西涼軍們得令,卻也不敢違抗,立時便射出了一輪稀稀拉拉的箭雨。隻可惜枝枝利箭都是有氣無力的模樣,隻有在‘解煩軍’戰馬後麵吃灰的份!而且令人詫異的是西涼軍的準頭差得遠了去了,估計是因為恐懼而手腳發抖的原故,否則以一般西涼兵的箭術來說怎麽不致於這麽糟糕的!

我和一眾人等看見西涼軍們這般拙劣的表演,心中不由得又閃起了一絲報複後的快感。不由得開興地哈哈大笑起來。一時間,兩萬餘人放聲大笑的巨大回聲立即整遍整個石城上空,嚇得西涼軍們又一縮脖子!

甘寧大聲道:“呔。西涼小兒你們看著,射箭不是像你們這麽射的。我甘興霸就讓你們看看我吳地兒郎的厲害!”說著取弓箭在手,大聲道:“我現在要射城上那個西涼軍官的右手,大家看仔細了!”(甘寧不認識孟睿。卻見孟睿穿著大將才有的鎧甲。這才把他當作了現成的靶子!)

說完,甘寧右手急速一張一鬆,“嗖”的一尖聲嘯,一支箭矢向空中一躍便撕開虛空,向著孟睿還傻乎乎搭在城垛上的右手奔去。“撲”,箭法準確、指哪打哪,立時便將孟睿的右手死死的地釘在了城垛之上。孟睿疼得“嗷!”一聲,慘叫道:“啊。疼死我了!救命啊,快快救我!”眾親衛們大恐。急忙上前將利箭拔出,將孟睿抬到一旁裹傷。

一時間,見得甘寧如此神箭的西涼軍氣為之奪,僅剩的一點士氣早已經無影無蹤了。而吳軍們見得甘寧如此神勇不凡,不由得大聲呼嘯:“神箭!神箭!神箭!神箭!……”

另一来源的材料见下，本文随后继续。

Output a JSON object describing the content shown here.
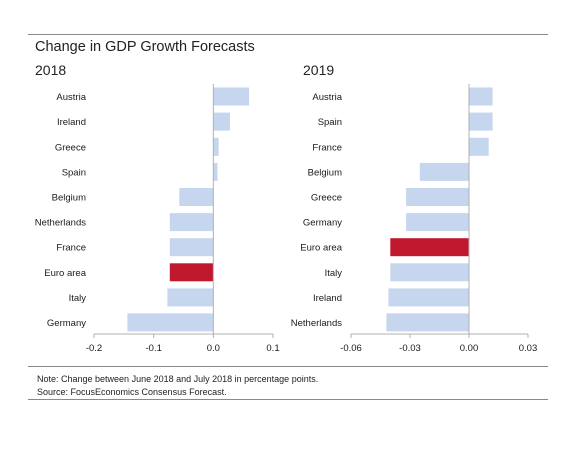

我見造勢造得夠足了,當下大呼道:“三軍聽令,開始攻城!給死難的兄弟們報仇!殺啊!”吳軍們一聲怒吼:“殺!”便一摧戰馬向著城下奔去,無數支突擊短弓張開,向著城上飛速射出一枝枝箭矢,眨眼間的工夫便將西涼軍們稀疏的反擊壓得抬不起頭來。而大批吳軍們也紛紛出手,使出‘飛雲索’絕技向城頭上拋出一個個繩索,套住城垛,便向上攀爬而去。而陣後又一隊吳軍輕騎立即下馬,取出隨軍攜帶的輕便折疊雲梯迅速架好,便也呐喊著衝向石城而去。一時間,石城開始籠罩在濃煙烈火之中!

靈活似猿猴、敏捷如獵豹,凶狠比狂獅,精銳的‘解煩軍’們靈活地借助無數‘飛雲索’和雲梯如同毒刺般的尋找著西涼軍的防守弱點、迅速地突破著西涼軍們稀疏的防守陣勢、向著石城城頭急攀而去。亂箭之中,甘寧斜背著兩隻斜月圓牙戟、手舞一柄環首尖刀,竟然是率先搶近城頭。

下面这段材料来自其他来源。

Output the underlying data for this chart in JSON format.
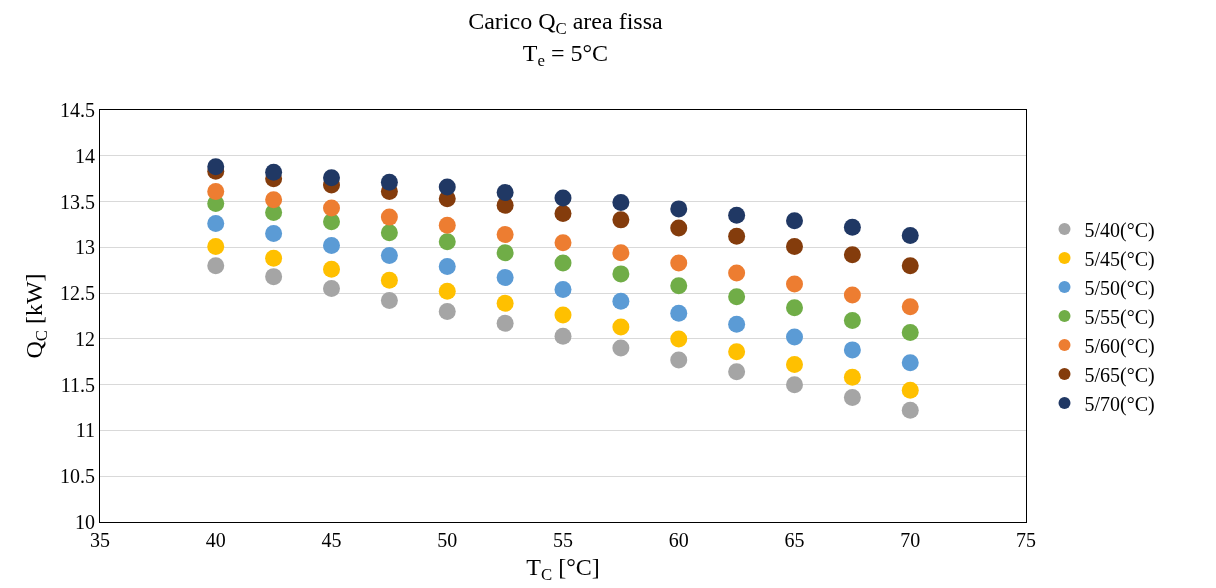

城頭西涼兵見甘寧這個**竟然親陷矢石,心中大恐,立時被有三支長槍從城垛後伸了出來,呼嘯著刺向甘寧而去。甘寧急側身一避、隨即大喝一聲,右手環首刀急速掄起,“喀嚓嚓”一陣脆響過後,三枝長槍從槍頭處俱已被環首刀砍斷。甘寧忽地急速伸手捉住一枝斷裂的長槍槍把,左手一使勁,大笑一聲:“你給我下去吧!”便把一名西涼軍一把拉下了城牆、跌落在地,鮮血狂噴處,腦漿灑了一地,顯然是不活了。

而甘寧借助這一拉之勢竟然飛身躍上了城頭,立足未穩時,幾名西涼兵便壯著膽子呐喊而上,欲待乘人多勢眾時便將甘寧一舉擊殺。甘寧怒吼一聲,將右手環首刀忽地淩空拋起,緊接著飛身一躍,一記飛腿踢在環首刀刀柄之上。“哧”的一聲尖嘯,環首刀破開虛空,急速撲向西涼兵而去。“撲”的一聲悶響,當頭一名西涼兵頓時被環首刀洞穿胸膛,慘叫聲中倒撞而回,灑落漫天血雨的同時也將身後的幾名西涼兵撞得是人仰馬翻、跌做一群滾地葫蘆。

待西涼軍們重新爬起時,甘寧已將身後的雙鐵戟掣在手中。暮色藹藹中,最後一縷霞光映襯在甘寧的黑色甲胄上,顯得金光閃閃。有若天神。甘寧仰天一聲長笑,將雙鐵戟搶圓開來,虎嘯一聲便撞入了敵軍叢中。

好家夥。戟風呼呼、戟影重重,漫天的血霧隨著雙鐵戟的揮舞是一團接著一團的飄散在這多風的時節裏。一時間,甘寧雙鐵戟立斃西涼軍數十人。這下子,原本就是勉強提起精神抵抗的西涼軍們頓時畏之如虎,一時抖抖縮縮地不敢上前。而膽小的孟睿則連士兵們都不如,一見到甘寧殺上城來,早就嚇得險些尿了褲子。在親兵們的保護下一溜煙的逃下了城去。

甘寧麵露獰笑,一步一步地向著西涼軍緩緩逼進,西涼軍們則被甘寧的威勢嚇得麵若土色、步步後退。忽地甘寧惡作劇似的揮動了一下大戟。大喝一聲:“殺!”頓時將西涼軍們嚇破苦膽,眾西涼軍們忽地一聲呐喊,拋戈棄矛、丟盔棄甲,轉身便走。一時間。真的是兵敗如山倒。病來如抽絲。眨眼間,便隻剩下一臉好笑的甘寧孤零零的站在城頭之上,而腳下則是西涼軍們丟棄一地的兵器、鎧甲、衣物……。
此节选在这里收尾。